Not since Elisha Cook Jr. has there been such a scene-stealing baby-faced character actor as Giovanni Ribisi. If the name doesn't ring a bell, you'd recognize him from his intense, slightly crazed roles in films like Cold Mountain, Lost Highway and Suburbia. (Let's forget The Mod Squad remake for now.) In Perfect Stranger, Ribisi plays a computer expert researcher who helps out Halle Berry's investigative journalist, but also has a thing for her. In town recently to promote the film, Ribisi proved as intense in person, especially when he paced the room, smoking.

Does it bug you that people don't recognize your name but recognize you in person?

Not at all. It's satisfying. I used to shy away from publicity so as not to let it get in the way of the work. But it's part of the job. The tabloids are a whole other arena. If fame happens, it happens. I just want to maintain focus.

I like how you use your voice in this film and others. Is that intentional?

I don't feel seated in a character unless there's a voice I can relate to. A lot of American actors don't concentrate enough on the voice and what a great tool it can be. I've been inspired by actors like Gary Oldman and Tim Roth.

Was it tough playing somebody obsessed with Halle Berry?

It was so difficult, you have no idea. I've had acting challenges, but my God! Seriously, as an actress Halle's probably run into that often, and she knows how to deal with it. She was so refreshingly committed to doing the best job.

I like how her character works on Miles. She knows Miles lusts after her.

She's definitely exploiting that, and she's smart. It's one of the layers of her character and all the characters have that in the movie. It's about secrets and how far people will go to hide them with a mask. I think everybody has that Iago/Machiavelli character inside them.

Funny you should mention Iago. It's a perfect role for you. In the works?

Oh yeah. It's just a matter of finding the right production.

Your sister's married to Beck. How cool is that?

I come from a Sicilian background and it's all about pride in yourself and cultivating the family. He's an incredible individual and has a great family as well.

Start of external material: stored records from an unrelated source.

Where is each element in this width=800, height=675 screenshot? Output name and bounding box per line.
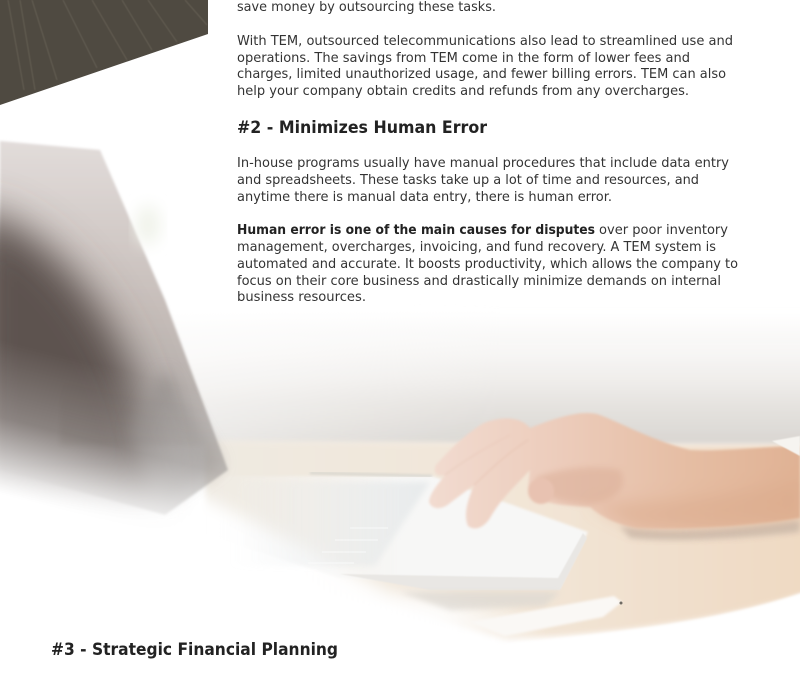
white sheet corner: [500, 590, 800, 675]
finger gaps: [445, 435, 510, 475]
text block: TEM savings paragraph: [237, 34, 733, 99]
photo: dark striped carpet corner: [0, 0, 208, 105]
text block: human error paragraph: business resources.: [237, 290, 366, 305]
heading: #3: #3 - Strategic Financial Planning: [51, 640, 338, 660]
text block: human error paragraph: over poor inventory: [599, 223, 728, 238]
text block: in-house programs: [237, 156, 729, 205]
text block: TEM savings paragraph: With TEM, outsourced telecommunications also lead to streamlined use and: [237, 34, 733, 49]
plant blur: [136, 205, 160, 245]
stylus pen: [470, 596, 622, 636]
white fade over desk, lower left: [190, 490, 560, 660]
shirt cuff: [772, 436, 800, 456]
text block: TEM savings paragraph: help your company obtain credits and refunds from any overcharges.: [237, 84, 689, 99]
text block: in-house programs: In-house programs usually have manual procedures that include data entry: [237, 156, 729, 171]
text block: human error paragraph: management, overcharges, invoicing, and fund recovery. A TEM system is: [237, 240, 716, 255]
keyboard deck: [190, 476, 588, 590]
text block: TEM savings paragraph: operations. The savings from TEM come in the form of lower fees and: [237, 51, 690, 66]
text block: in-house programs: and spreadsheets. These tasks take up a lot of time and resources, and: [237, 173, 699, 188]
photo: laptop on desk with hand: [0, 141, 800, 675]
hand shadow: [620, 520, 800, 540]
text block: human error paragraph: Human error is one of the main causes for disputes: [237, 223, 595, 238]
text block: TEM savings paragraph: charges, limited unauthorized usage, and fewer billing errors. TEM can also: [237, 67, 726, 82]
keys: [308, 528, 388, 563]
keyboard hinge shadow: [310, 473, 432, 476]
desk surface: [205, 440, 800, 640]
laptop screen: [0, 141, 228, 515]
thumb tip: [528, 478, 554, 504]
text block: human error paragraph: automated and accurate. It boosts productivity, which allows the company to: [237, 257, 738, 272]
hand: [429, 413, 800, 529]
deck under-shadow: [400, 592, 560, 610]
text block: human error paragraph: [237, 223, 738, 305]
text block: human error paragraph: focus on their core business and drastically minimize demands on internal: [237, 274, 721, 289]
wall background: [60, 310, 800, 445]
text block: in-house programs: anytime there is manual data entry, there is human error.: [237, 190, 612, 205]
palm shadow: [535, 467, 623, 505]
text block: intro continuation: save money by outsourcing these tasks.: [237, 0, 496, 15]
heading: #2: #2 - Minimizes Human Error: [237, 118, 488, 138]
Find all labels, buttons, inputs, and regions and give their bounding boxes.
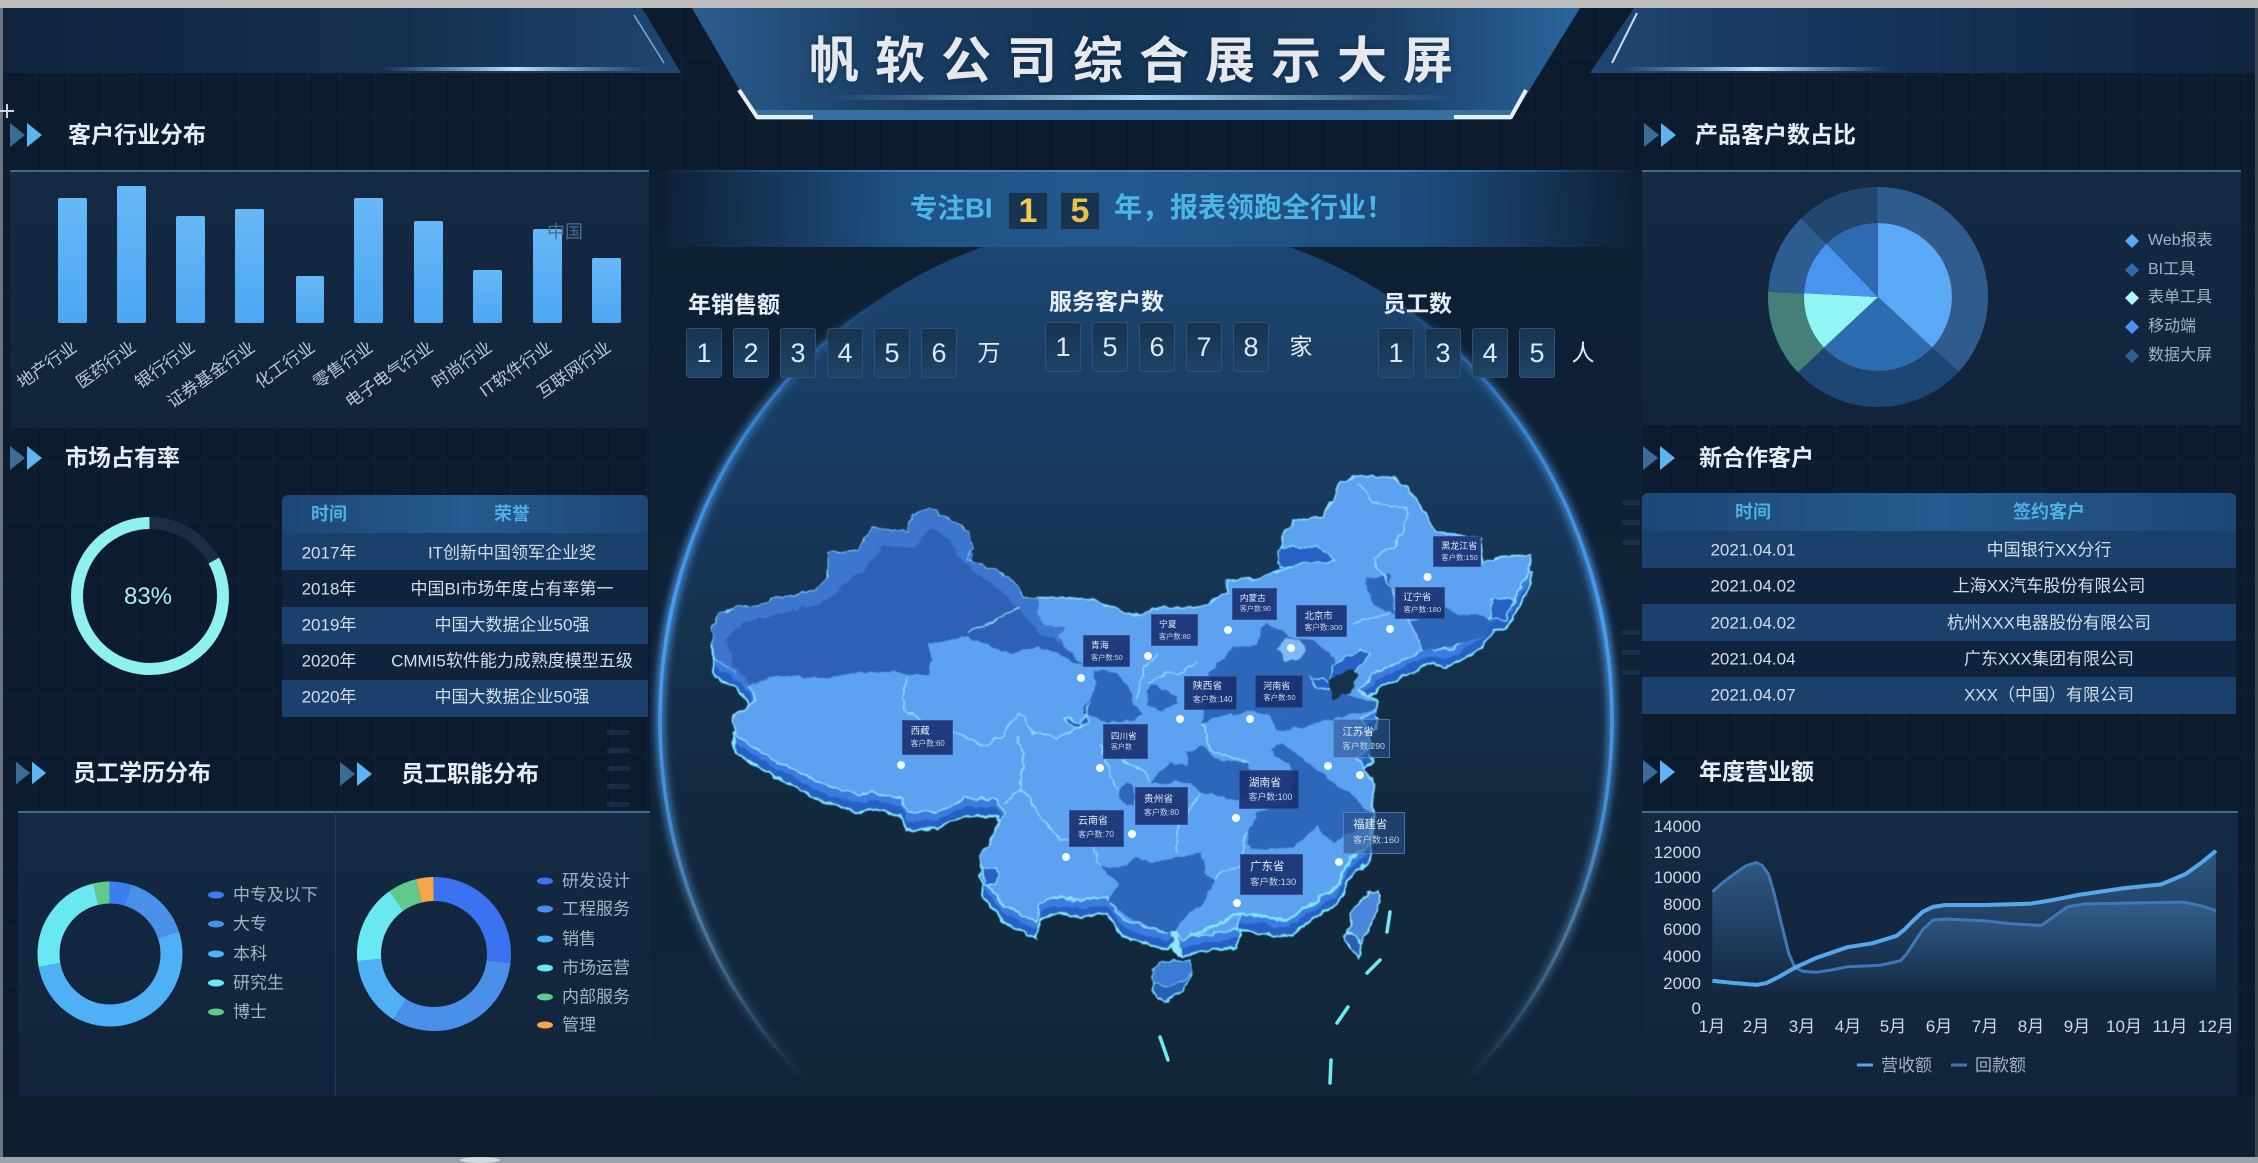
panel: 客户行业分布 bar chart: 时尚行业 <box>429 338 495 392</box>
table: 签约客户: 2021.04.01 <box>1710 540 1796 560</box>
pie legend: 表单工具 <box>2148 289 2212 306</box>
table: 荣誉 <box>282 495 648 717</box>
map labels: 客户数:50 <box>1263 693 1296 702</box>
panel: 客户行业分布 bar chart: IT软件行业 <box>476 338 555 401</box>
map labels: 青海 <box>1091 640 1109 650</box>
heading: 新合作客户 <box>1643 444 1814 470</box>
xinjiang and gansu dark region <box>725 526 1083 685</box>
panel: 客户行业分布 bar chart: 中国 <box>547 222 583 242</box>
panel: 年度营业额 line chart: 10000 <box>1654 868 1701 887</box>
donut chart <box>357 877 511 1031</box>
map labels: 客户数:80 <box>1144 808 1179 817</box>
map labels: 辽宁省 <box>1403 592 1431 602</box>
table: 签约客户: 2021.04.02 <box>1710 576 1796 596</box>
top right decorative band <box>1590 8 2255 73</box>
map labels: 湖南省 <box>1249 777 1281 789</box>
nested pie chart <box>1768 187 1988 407</box>
map labels: 河南省 <box>1263 681 1290 691</box>
gauge: 83% market share: 83% <box>124 583 172 610</box>
extruded edge, upper layer <box>712 485 1532 948</box>
metric: 年销售额: 1 <box>696 338 712 368</box>
panel: 年度营业额 line chart: 营收额 <box>1881 1056 1932 1075</box>
map labels: 客户数 <box>1111 744 1132 751</box>
map labels: 黑龙江省 <box>1441 541 1477 551</box>
panel: 客户行业分布 bar chart: 电子电气行业 <box>342 338 436 412</box>
panel: 产品客户数占比 pie <box>1642 170 2241 425</box>
donut legend: 管理 <box>562 1016 596 1034</box>
beijing <box>1278 638 1306 660</box>
table: 签约客户: XXX（中国）有限公司 <box>1964 686 2134 704</box>
table: 签约客户: 上海XX汽车股份有限公司 <box>1953 576 2145 596</box>
map labels: 江苏省 <box>1342 726 1374 738</box>
metric: 员工数: 员工数 <box>1383 290 1452 316</box>
heading: 客户行业分布: 客户行业分布 <box>68 122 206 148</box>
panel: 年度营业额 line chart: 0 <box>1692 999 1701 1018</box>
metric: 员工数: 3 <box>1435 338 1451 368</box>
map labels: 陕西省 <box>1193 681 1222 692</box>
map labels: 客户数:130 <box>1250 877 1296 887</box>
darker provinces <box>1080 575 1492 933</box>
panel: 年度营业额 line chart: 9月 <box>2064 1017 2090 1036</box>
metric: 年销售额: 5 <box>884 338 900 368</box>
panel: 年度营业额 line chart: 6000 <box>1663 920 1701 939</box>
metric: 年销售额: 年销售额 <box>688 292 780 318</box>
metric: 员工数: 人 <box>1572 340 1594 366</box>
panel: 年度营业额 line chart: 12000 <box>1654 843 1701 862</box>
map labels: 客户数:60 <box>911 739 945 748</box>
panel: 员工职能分布 <box>336 811 650 1096</box>
pie legend: Web报表 <box>2148 232 2213 249</box>
title banner <box>692 8 1580 120</box>
donut chart <box>38 882 182 1026</box>
panel: 年度营业额 line chart: 10月 <box>2106 1017 2142 1036</box>
xinjiang rim <box>712 508 1083 687</box>
center slogan banner <box>667 170 1634 247</box>
map labels: 客户数:300 <box>1305 623 1343 632</box>
donut legend: 研究生 <box>233 974 284 992</box>
map labels: 云南省 <box>1078 816 1108 827</box>
table: 荣誉: 2019年 <box>302 616 356 634</box>
metric: 服务客户数: 1 <box>1055 332 1071 362</box>
table: 签约客户: 签约客户 <box>2013 502 2085 522</box>
donut legend: 市场运营 <box>562 958 630 978</box>
map labels: 客户数:160 <box>1353 835 1399 845</box>
top left decorative band <box>3 8 681 73</box>
table: 荣誉: IT创新中国领军企业奖 <box>428 544 596 562</box>
map labels: 客户数:50 <box>1091 653 1123 662</box>
panel: 年度营业额 line chart: 4月 <box>1835 1017 1861 1036</box>
metric: 服务客户数: 服务客户数 <box>1049 288 1164 314</box>
heading: 员工学历分布: 员工学历分布 <box>73 760 211 786</box>
metric: 年销售额: 3 <box>790 338 806 368</box>
metric: 员工数: 5 <box>1529 338 1545 368</box>
table: 荣誉: 2020年 <box>302 688 356 706</box>
donut legend <box>537 872 630 1034</box>
map labels <box>902 536 1481 895</box>
panel: 年度营业额 line chart: 2月 <box>1743 1017 1769 1036</box>
metric: 年销售额: 万 <box>978 340 1000 366</box>
table: 荣誉: 中国大数据企业50强 <box>435 616 589 634</box>
pie legend: 移动端 <box>2148 318 2196 335</box>
donut legend: 中专及以下 <box>233 886 318 904</box>
map labels: 客户数:150 <box>1441 553 1478 562</box>
donut legend: 研发设计 <box>562 872 630 890</box>
heading: 新合作客户: 新合作客户 <box>1699 444 1814 470</box>
donut legend <box>208 886 318 1022</box>
table: 荣誉: 中国大数据企业50强 <box>435 688 589 706</box>
table: 荣誉: 2017年 <box>302 544 356 562</box>
map labels: 西藏 <box>911 726 930 737</box>
panel: 年度营业额 line chart: 7月 <box>1972 1017 1998 1036</box>
metric: 年销售额: 2 <box>743 338 759 368</box>
map labels: 广东省 <box>1250 861 1284 873</box>
heading: 年度营业额: 年度营业额 <box>1699 758 1814 784</box>
panel: 客户行业分布 bar chart <box>10 170 649 428</box>
center slogan banner: 1 <box>1019 192 1037 230</box>
map top surface <box>712 477 1532 940</box>
table: 签约客户: 2021.04.04 <box>1710 650 1796 668</box>
panel: 年度营业额 line chart: 4000 <box>1663 947 1701 966</box>
panel: 年度营业额 line chart <box>1642 811 2238 1096</box>
panel: 客户行业分布 bar chart: 医药行业 <box>73 338 139 392</box>
taiwan extrusion <box>1345 930 1362 958</box>
panel: 年度营业额 line chart: 5月 <box>1880 1017 1906 1036</box>
map labels: 客户数:100 <box>1249 792 1292 802</box>
metric: 员工数: 4 <box>1482 338 1498 368</box>
panel: 年度营业额 line chart: 1月 <box>1699 1017 1725 1036</box>
table: 签约客户: 杭州XXX电器股份有限公司 <box>1947 614 2151 632</box>
panel: 年度营业额 line chart: 回款额 <box>1975 1056 2026 1075</box>
map labels: 贵州省 <box>1144 794 1173 805</box>
metric: 员工数 <box>1378 290 1594 378</box>
panel: 年度营业额 line chart: 2000 <box>1663 974 1701 993</box>
table: 荣誉: 时间 <box>311 504 347 524</box>
map labels: 客户数:80 <box>1159 632 1191 641</box>
gauge: 83% market share <box>71 517 229 675</box>
table: 签约客户 <box>1642 493 2236 714</box>
map labels: 内蒙古 <box>1240 593 1266 603</box>
panel: 年度营业额 line chart: 3月 <box>1789 1017 1815 1036</box>
heading: 市场占有率: 市场占有率 <box>65 444 180 470</box>
panel: 客户行业分布 bar chart: 银行行业 <box>132 338 198 392</box>
taiwan <box>1348 890 1380 943</box>
donut legend: 博士 <box>233 1002 267 1022</box>
metric: 员工数: 1 <box>1388 338 1404 368</box>
table: 荣誉: 荣誉 <box>494 504 530 524</box>
table: 荣誉: 2020年 <box>302 652 356 670</box>
metric: 服务客户数: 8 <box>1243 332 1259 362</box>
china map <box>710 474 1534 1085</box>
metric: 年销售额 <box>686 292 1000 378</box>
hainan bridge <box>1173 930 1180 958</box>
province boundary lines <box>902 483 1423 880</box>
map labels: 客户数:70 <box>1078 830 1114 839</box>
table: 荣誉: 2018年 <box>302 580 356 598</box>
hainan <box>1152 960 1193 1003</box>
heading: 产品客户数占比: 产品客户数占比 <box>1695 122 1856 148</box>
panel: 客户行业分布 bar chart: 化工行业 <box>252 338 318 392</box>
center slogan banner: 年，报表领跑全行业！ <box>1114 192 1394 223</box>
table: 签约客户: 2021.04.07 <box>1710 686 1796 704</box>
metric: 年销售额: 6 <box>931 338 947 368</box>
donut legend: 销售 <box>562 930 596 948</box>
metric: 服务客户数: 6 <box>1149 332 1165 362</box>
table: 签约客户: 中国银行XX分行 <box>1987 540 2111 560</box>
heading: 员工职能分布: 员工职能分布 <box>401 760 539 786</box>
panel: 年度营业额 line chart: 8月 <box>2018 1017 2044 1036</box>
hainan top <box>1152 960 1193 987</box>
panel: 年度营业额 line chart: 8000 <box>1663 895 1701 914</box>
city dots <box>897 573 1432 907</box>
title banner: 帆软公司综合展示大屏 <box>809 33 1469 89</box>
donut legend: 大专 <box>233 914 267 934</box>
table: 签约客户: 时间 <box>1735 502 1771 522</box>
table: 荣誉: 中国BI市场年度占有率第一 <box>410 580 614 598</box>
panel: 客户行业分布 bar chart: 零售行业 <box>310 338 376 392</box>
metric: 服务客户数 <box>1045 288 1312 372</box>
heading: 市场占有率 <box>10 444 180 470</box>
pie legend: 数据大屏 <box>2148 347 2212 364</box>
deep blue coastal inlets <box>983 545 1512 884</box>
table: 签约客户: 2021.04.02 <box>1710 614 1796 632</box>
panel: 客户行业分布 bar chart: 地产行业 <box>14 338 80 392</box>
center slogan banner: 5 <box>1071 192 1089 230</box>
map labels: 客户数:290 <box>1342 741 1385 751</box>
south sea dashes <box>1160 912 1390 1083</box>
map labels: 客户数:180 <box>1403 605 1441 614</box>
metric: 服务客户数: 5 <box>1102 332 1118 362</box>
panel: 年度营业额 line chart: 11月 <box>2153 1017 2187 1036</box>
panel: 年度营业额 line chart: 12月 <box>2198 1017 2234 1036</box>
metric: 服务客户数: 家 <box>1290 334 1312 360</box>
panel: 员工学历分布 <box>18 811 336 1096</box>
bohai sea <box>1328 668 1357 700</box>
donut legend: 本科 <box>233 944 267 964</box>
map labels: 四川省 <box>1111 731 1137 741</box>
table: 签约客户: 广东XXX集团有限公司 <box>1964 650 2134 668</box>
pie legend <box>2125 231 2213 364</box>
panel: 年度营业额 line chart: 6月 <box>1926 1017 1952 1036</box>
map labels: 宁夏 <box>1159 619 1177 629</box>
table: 荣誉: CMMI5软件能力成熟度模型五级 <box>391 652 633 670</box>
panel: 客户行业分布 bar chart: 证券基金行业 <box>164 338 258 412</box>
southeast coast glow <box>1190 812 1373 937</box>
extruded edge, lower layer <box>712 494 1532 957</box>
center slogan banner: 专注BI <box>910 192 992 223</box>
map labels: 客户数:90 <box>1240 606 1271 613</box>
metric: 年销售额: 4 <box>837 338 853 368</box>
map labels: 福建省 <box>1353 819 1387 831</box>
metric: 服务客户数: 7 <box>1196 332 1212 362</box>
panel: 年度营业额 line chart: 14000 <box>1654 817 1701 836</box>
heading: 员工职能分布 <box>340 760 539 786</box>
pie legend: BI工具 <box>2148 261 2195 278</box>
donut legend: 工程服务 <box>562 900 630 918</box>
heading: 年度营业额 <box>1643 758 1814 784</box>
map labels: 客户数:140 <box>1193 695 1232 704</box>
donut legend: 内部服务 <box>562 988 630 1006</box>
map labels: 北京市 <box>1305 610 1333 621</box>
panel: 客户行业分布 bar chart: 互联网行业 <box>534 338 614 402</box>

You once said that if it weren't for Scientology you would be in an alley. What did you mean?

That was probably a while back when I was a teenager and a lot more dramatic. I grew up with Scientology my parents at one point were clerical. It's a pragmatic philosophy, not merely a belief system. Yeah, it's had media exposure because certain luminaries do Scientology, but millions of people do it who are not celebrities. It's not a threat or some cult.